We can picture the initial state of a 5-node Akka.NET cluster to look like this:
A and B are both seed nodes, and listen on IP address / port combinations that are baked into the configurations of C, D, and E.
A and B also know each other's locations, so they can communicate with each other initially also.
Note
A special rule applies the first time a cluster forms: the first seed node declared in a akka.cluster.seed-nodes
list must be up. Otherwise the cluster will not form. This is designed to prevent a split brain from forming the first time a cluster launches. And in general, as a best practice: always use an identical seed node list on every node, including the seed nodes. This will give you the most consistent behavior and results.
All nodes initially attempt to connect to a seed node - in this instance the nodes are configured in the following way:
- E knows how to contact B;
- C and D know how to contact A; and
- A and B know how to contact each other.
During the process of initial contact within the cluster, a leader will be elected. In this case node A is elected to be the leader of the cluster.
A will begin marking nodes as up, beginning with the nodes it knows about: A,B,C, and D. A does not know about node E yet, so it's not marked as up.

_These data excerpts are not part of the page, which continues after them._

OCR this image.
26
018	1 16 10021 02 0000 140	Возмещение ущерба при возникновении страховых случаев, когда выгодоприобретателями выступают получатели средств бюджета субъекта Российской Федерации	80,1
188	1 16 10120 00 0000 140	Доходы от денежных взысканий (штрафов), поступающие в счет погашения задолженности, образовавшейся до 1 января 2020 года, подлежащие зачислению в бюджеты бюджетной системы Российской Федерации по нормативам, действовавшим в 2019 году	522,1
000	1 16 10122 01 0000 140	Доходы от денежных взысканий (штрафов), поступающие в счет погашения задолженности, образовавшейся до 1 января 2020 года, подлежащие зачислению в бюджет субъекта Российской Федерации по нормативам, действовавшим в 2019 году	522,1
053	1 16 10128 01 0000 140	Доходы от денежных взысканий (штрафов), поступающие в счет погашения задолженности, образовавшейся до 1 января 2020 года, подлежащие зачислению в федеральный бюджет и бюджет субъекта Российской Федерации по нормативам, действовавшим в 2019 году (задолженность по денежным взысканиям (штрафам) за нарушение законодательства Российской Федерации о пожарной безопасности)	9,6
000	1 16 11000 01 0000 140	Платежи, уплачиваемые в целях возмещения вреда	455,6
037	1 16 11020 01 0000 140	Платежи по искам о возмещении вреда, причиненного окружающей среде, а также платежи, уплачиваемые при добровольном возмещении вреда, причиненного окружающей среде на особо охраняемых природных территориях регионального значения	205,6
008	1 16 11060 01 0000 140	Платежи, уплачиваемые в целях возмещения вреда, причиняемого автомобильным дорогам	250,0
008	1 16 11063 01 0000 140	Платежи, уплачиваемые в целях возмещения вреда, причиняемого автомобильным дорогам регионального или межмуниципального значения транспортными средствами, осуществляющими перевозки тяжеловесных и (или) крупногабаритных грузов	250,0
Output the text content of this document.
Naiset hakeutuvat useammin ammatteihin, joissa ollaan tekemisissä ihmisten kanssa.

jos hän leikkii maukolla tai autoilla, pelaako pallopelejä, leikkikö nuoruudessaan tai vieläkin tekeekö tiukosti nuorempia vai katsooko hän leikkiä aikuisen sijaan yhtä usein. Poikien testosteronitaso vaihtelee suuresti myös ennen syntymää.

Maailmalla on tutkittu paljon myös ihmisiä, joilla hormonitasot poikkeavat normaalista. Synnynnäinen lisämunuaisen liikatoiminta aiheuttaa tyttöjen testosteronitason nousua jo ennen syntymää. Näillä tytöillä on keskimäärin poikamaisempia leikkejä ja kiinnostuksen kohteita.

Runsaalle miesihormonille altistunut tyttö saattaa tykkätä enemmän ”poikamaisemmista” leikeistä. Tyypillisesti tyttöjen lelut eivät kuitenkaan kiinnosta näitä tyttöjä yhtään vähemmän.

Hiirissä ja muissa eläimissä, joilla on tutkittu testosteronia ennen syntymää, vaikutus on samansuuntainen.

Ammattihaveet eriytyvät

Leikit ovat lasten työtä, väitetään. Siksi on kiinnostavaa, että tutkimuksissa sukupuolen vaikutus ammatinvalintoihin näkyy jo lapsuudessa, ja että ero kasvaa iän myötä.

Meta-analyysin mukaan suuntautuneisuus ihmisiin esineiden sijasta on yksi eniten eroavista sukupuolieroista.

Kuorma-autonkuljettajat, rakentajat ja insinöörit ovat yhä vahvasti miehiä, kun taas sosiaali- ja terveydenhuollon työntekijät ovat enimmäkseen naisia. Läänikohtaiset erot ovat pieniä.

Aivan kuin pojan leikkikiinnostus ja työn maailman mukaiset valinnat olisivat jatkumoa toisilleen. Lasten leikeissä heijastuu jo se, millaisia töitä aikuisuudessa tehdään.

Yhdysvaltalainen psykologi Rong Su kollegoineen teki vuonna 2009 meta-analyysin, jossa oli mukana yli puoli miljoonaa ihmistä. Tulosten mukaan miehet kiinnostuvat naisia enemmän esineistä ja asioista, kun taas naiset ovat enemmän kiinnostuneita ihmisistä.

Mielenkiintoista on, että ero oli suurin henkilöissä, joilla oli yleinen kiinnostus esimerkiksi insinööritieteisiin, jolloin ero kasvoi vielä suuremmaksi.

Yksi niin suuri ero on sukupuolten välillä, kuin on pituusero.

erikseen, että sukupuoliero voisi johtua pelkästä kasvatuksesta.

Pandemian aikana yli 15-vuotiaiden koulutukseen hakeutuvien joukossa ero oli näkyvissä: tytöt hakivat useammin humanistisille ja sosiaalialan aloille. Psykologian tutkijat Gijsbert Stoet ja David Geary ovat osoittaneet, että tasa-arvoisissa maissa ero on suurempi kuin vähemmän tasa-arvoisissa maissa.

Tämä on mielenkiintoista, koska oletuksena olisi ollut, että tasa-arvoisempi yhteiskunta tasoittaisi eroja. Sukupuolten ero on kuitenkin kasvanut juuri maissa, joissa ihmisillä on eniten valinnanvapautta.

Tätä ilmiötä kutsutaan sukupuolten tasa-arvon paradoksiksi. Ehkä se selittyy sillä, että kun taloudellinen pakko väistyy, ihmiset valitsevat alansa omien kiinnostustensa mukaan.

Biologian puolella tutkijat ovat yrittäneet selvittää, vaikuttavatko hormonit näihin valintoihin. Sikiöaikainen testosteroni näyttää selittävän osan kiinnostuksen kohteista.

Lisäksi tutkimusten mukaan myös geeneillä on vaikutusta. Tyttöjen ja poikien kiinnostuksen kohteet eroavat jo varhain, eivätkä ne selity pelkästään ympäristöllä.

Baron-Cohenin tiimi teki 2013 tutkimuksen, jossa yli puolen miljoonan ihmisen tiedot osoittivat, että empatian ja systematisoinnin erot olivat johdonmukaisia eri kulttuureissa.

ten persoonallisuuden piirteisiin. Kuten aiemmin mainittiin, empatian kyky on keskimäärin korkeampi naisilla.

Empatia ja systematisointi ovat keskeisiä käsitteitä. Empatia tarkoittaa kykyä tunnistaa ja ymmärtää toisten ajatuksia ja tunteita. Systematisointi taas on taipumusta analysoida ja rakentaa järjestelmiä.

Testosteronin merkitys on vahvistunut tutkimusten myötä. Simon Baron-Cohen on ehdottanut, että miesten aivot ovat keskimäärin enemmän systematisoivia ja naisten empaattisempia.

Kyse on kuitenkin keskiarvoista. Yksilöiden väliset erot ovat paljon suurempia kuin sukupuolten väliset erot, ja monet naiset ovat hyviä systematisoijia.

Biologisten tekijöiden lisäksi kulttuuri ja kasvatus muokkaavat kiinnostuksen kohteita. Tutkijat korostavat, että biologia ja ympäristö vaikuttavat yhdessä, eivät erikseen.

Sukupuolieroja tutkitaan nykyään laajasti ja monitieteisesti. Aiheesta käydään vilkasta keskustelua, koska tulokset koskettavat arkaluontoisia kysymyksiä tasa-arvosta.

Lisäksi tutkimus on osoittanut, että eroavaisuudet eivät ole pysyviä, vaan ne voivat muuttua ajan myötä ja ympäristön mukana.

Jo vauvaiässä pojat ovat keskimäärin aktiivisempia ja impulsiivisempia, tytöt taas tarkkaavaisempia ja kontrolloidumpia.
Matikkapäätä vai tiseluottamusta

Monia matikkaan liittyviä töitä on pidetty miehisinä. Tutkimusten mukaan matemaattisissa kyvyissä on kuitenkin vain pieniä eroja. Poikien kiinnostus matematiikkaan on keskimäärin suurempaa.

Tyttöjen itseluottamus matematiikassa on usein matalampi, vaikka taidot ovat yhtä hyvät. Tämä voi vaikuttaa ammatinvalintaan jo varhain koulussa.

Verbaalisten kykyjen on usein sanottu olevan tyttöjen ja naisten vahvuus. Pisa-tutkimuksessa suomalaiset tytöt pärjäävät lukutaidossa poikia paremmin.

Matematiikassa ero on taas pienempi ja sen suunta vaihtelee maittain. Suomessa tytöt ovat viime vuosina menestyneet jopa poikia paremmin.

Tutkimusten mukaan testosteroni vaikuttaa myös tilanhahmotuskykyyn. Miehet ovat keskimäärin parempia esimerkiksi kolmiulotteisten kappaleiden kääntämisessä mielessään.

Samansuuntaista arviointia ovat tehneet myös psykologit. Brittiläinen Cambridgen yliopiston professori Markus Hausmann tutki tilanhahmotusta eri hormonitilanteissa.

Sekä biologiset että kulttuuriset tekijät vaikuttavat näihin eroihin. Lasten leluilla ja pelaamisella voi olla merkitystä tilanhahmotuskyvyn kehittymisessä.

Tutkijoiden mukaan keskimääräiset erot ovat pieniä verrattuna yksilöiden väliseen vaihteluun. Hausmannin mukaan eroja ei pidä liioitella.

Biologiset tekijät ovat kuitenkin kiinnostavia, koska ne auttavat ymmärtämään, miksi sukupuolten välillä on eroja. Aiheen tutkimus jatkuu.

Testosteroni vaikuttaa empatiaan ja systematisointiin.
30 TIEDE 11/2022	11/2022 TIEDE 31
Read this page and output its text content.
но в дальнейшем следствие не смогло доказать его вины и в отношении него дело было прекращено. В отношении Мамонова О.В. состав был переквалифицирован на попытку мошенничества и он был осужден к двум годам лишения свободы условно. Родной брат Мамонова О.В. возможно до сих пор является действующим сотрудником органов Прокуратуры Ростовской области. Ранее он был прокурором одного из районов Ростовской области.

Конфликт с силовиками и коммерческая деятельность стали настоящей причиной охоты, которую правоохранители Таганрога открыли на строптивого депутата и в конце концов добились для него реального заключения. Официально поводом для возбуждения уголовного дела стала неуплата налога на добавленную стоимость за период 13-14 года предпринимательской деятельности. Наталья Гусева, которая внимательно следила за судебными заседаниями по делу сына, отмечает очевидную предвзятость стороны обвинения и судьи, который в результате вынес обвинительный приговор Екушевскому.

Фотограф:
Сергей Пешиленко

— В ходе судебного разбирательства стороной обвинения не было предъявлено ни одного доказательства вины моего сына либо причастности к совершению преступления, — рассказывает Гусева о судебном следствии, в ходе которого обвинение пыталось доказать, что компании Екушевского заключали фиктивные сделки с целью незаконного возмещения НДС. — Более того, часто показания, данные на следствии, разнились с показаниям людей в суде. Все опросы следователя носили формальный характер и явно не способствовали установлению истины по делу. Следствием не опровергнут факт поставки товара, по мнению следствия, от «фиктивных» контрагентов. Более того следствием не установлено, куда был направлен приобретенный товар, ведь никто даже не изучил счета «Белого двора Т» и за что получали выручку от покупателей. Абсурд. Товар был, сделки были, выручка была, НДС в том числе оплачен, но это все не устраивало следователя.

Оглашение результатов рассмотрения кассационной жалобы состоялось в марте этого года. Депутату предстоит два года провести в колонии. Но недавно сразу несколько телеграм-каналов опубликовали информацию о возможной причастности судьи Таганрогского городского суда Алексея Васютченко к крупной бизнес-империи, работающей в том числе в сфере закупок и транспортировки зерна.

Gossip information about the membership of the cluster will begin to spread to all nodes, and the nodes will all begin to connect to each other to form a mesh network.
After the gossip has had a chance to propagate across all nodes and the leader has marked everyone as up, every node will be connected to every other node and the cluster will have formed. Every node can now participate in any user-defined cluster operations.
Leader Election
The cluster leader is chosen by a leader election algorithm that randomly picks a leader from the available set of nodes when the cluster forms. Usually, the leader is one of the seed nodes.
Cluster vs. Role Leader
Each role within the cluster also has a leader, just for that role. Its primary responsibility is enforcing a minimum number of "up" members within the role (if specified in the cluster config).
Reachability
Nodes send each other heartbeats on an ongoing basis. If a node misses enough heartbeats, this will trigger unreachable
gossip messages from its peers. The leader will wait for the node to either become reachable again, restart or get downed. Until that happens, the cluster is not in a consistent state and the leader indicates that it is unable to perform its duties. If the gossip from a quorum of cluster nodes agree that the node is unreachable ("convergence"), the leader will mark it as down and begin removing the node from the cluster. You can control how long the cluster waits for unreachable nodes through the auto-down-unreachable-after setting.
When marked as unreachable, the node can restart and join the cluster again, however the association will only be formed if that node is identified as the same node that became unreachable. If you use dynamic addressing (port 0), starting a node again might result in a different port being assigned upon restart. The result of that is that the cluster remains in an inconsistent state, waiting to the unreachable node to either become reachable or get downed.
A node might also exit the cluster gracefully, preventing it from being marked as unreachable in the first place. Akka.net uses IDowningProvider to take the nodes through all the stages of exiting the cluster. Starting in Akka.NET 1.2 CoordinatedShutdown was introduced allowing the user to easily invoke that mechanism.
Location Transparency
Location transparency is the underlying principle powering all of Akka.Remote and Akka.Cluster. The key point is that in a cluster, it's entirely possible that the actors you interface with to do work can be living on any node in the cluster... and you don't have to worry about which one.